According to Bruce and Martin, (1992), a non-profit organization is a group organized for purposes other than generating profit and in which no part of the organization’s income is distributed to its members, directors, or officers. They can take the form of a corporation, an individual enterprise (for example, individual charitable contributions), unincorporated association, partnership, foundation (distinguished by its endowment by a founder, it takes the form of a trusteeship), or condominium (joint ownership of common areas by owners of adjacent individual units incorporated under state condominium acts). Non-profit organizations must be titled as not-for-profit when formed and may only employ measures acceptable by laws for non-profit businesses. Non-profit organizations include churches, public schools, public charities, public clinics and hospitals, political organizations, legal aid societies, volunteer services organizations, labor unions, professional associations, research institutes, museums, and some governmental agencies. Any funds earned by a non-profit organization must be reserved by the organization, and used for its own disbursements, disbursements, processes, and programs. Many non-profit organizations also pursue tax exempt status, and may also be exempted from local sales taxes or property taxes.
These for-profit and not-for-profit organizations are distinguished from each other in the areas of interest, events, and actions, and whosesoever field of interest is well-defined by their organizational mission and vision statements. The for-profit and non-profit organizations have much in common, but there are significant differences between the two. According to Ingram, (2009), the most fundamental difference between non-profit and for-profit organizations is the reason they exist. For-profit companies are usually established to produce income for directors and their workers, while non-profits are usually established to help a charitable, philanthropic, humanitarian, or conservational and environmental need. In contrast, non-profit organizations distribute all of their profits into programs and services designed at meeting individuals unmet needs, such as food, water, shelter and education, or towards other issues such as endangered species. For-profit companies offer products and services that are appreciated in the open market, electing to allocate returns among proprietors, workforces, stockholders, owners, investors, and the organization or business itself.
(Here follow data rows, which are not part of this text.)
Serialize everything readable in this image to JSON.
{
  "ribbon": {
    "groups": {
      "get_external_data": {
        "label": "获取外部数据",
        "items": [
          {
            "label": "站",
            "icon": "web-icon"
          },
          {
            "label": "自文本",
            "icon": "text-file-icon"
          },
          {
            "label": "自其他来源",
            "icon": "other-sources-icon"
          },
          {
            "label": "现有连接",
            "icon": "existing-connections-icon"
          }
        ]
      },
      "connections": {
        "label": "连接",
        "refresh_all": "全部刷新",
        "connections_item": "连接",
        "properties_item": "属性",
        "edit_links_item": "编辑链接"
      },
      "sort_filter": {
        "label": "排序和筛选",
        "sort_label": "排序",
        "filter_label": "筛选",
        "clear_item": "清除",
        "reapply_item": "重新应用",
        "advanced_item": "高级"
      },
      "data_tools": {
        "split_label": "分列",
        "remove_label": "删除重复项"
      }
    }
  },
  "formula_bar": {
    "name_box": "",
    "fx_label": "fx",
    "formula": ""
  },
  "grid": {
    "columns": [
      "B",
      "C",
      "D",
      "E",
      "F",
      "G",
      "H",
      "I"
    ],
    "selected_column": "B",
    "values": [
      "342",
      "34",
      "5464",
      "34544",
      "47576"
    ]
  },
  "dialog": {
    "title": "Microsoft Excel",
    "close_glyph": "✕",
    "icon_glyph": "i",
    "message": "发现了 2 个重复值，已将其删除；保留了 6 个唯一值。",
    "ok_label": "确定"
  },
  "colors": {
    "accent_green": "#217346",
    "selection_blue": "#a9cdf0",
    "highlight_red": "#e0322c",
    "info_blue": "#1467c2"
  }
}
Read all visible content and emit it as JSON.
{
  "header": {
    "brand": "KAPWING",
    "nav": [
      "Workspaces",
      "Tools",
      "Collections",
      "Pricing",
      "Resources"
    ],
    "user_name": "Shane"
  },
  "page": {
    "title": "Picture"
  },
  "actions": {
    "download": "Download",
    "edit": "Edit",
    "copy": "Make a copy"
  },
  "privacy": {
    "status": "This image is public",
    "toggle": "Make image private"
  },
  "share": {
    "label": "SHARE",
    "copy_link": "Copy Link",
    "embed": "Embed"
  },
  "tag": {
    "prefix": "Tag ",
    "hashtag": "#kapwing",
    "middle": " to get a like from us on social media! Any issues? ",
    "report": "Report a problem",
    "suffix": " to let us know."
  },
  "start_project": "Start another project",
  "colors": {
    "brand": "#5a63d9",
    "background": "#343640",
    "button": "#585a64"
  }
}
Additionally, according Ingram, (2009), sales revenue, in the form of cash and receivables, is the life-blood of for-profit organizations. These companies depend on earned income and credit arrangements with lenders and suppliers to finance their operations. Ingram, (2009), goes on by suggesting non-profits, on the other hand, rely almost entirely on donations and grants from individuals, government entities and organizations. Non-profit and for-profit organizations income basis are regulated, to a large extent, on how the company can use its currency. Since non-profit income comes from donors, non-profits are expected to utilize their funding in a way that maximizes benefits to their targeted recipients. Since for-profits produce their own revenue and pay their own bills, they have much more ethical latitude as to how they spend. Another different Ingram, (2009), suggests is for-profit organizations are taxed in a number of ways, depending on their form of organization. Small businesses, for example, are usually sole proprietorships and partnerships.
Ingram, (2009), goes on to state “the IRS treats the income from proprietorships and partnerships as personal income, and the owners are held personally liable for all business debts”. Nonprofit organizations can register for income-tax exemption under section 501(c) 3 of the tax code, Ingram, (2009). Contributors to non-profit organizations are offered tax incentives for their donations as well. According to the Service Corps of Retired Executives (SCORE), (n.d.), non-profit organizations are treated as legal entities for tax purposes, leaving company forefathers not liable for organizational debts. Lastly, Ingram, (2009), provides a human resource differences between the two. The workforces look quite different between for-profit and nonprofit organizations. For-profit companies are staffed with salaried and hourly employees, while non-profits, on the other hand, usually hire a small workforce, but employ a large corps of volunteers. The processes for employing and dismissal, as well as worker inspiration, motivation, communication and direction techniques vary considerably between salaried employees and volunteers. The role of volunteers in non-profit organizations
Volunteers are of huge value to nonprofit organizations. Non-profit organizations frequently depend on the service and commitment of volunteers. The skills and talents of volunteers workers bring nonprofit missions to life. Volunteers perform valuable services for the non-profit organizations. According to HR Specialist, (2002), recent studies estimate that about a hundred million people volunteer each year with an annual value in the range of $150 billion, Not only do volunteers help to save money, but they can provide better service to clients, increase contact with the greater community, make available better expertise, and reduce costs of services. From the early days of America, according to Dreger, (1996). volunteers have pitched in to treat community maladies and needs. Hospitals, orphanages, schools and local fire companies (to name a very few) were the result of a civic rallying around a cause. That civic concern and community merger continues today in religious charities, Habitat for Humanities, hospitals, libraries, schools and colleges, Hospices, and YMCAs (to name just a very few).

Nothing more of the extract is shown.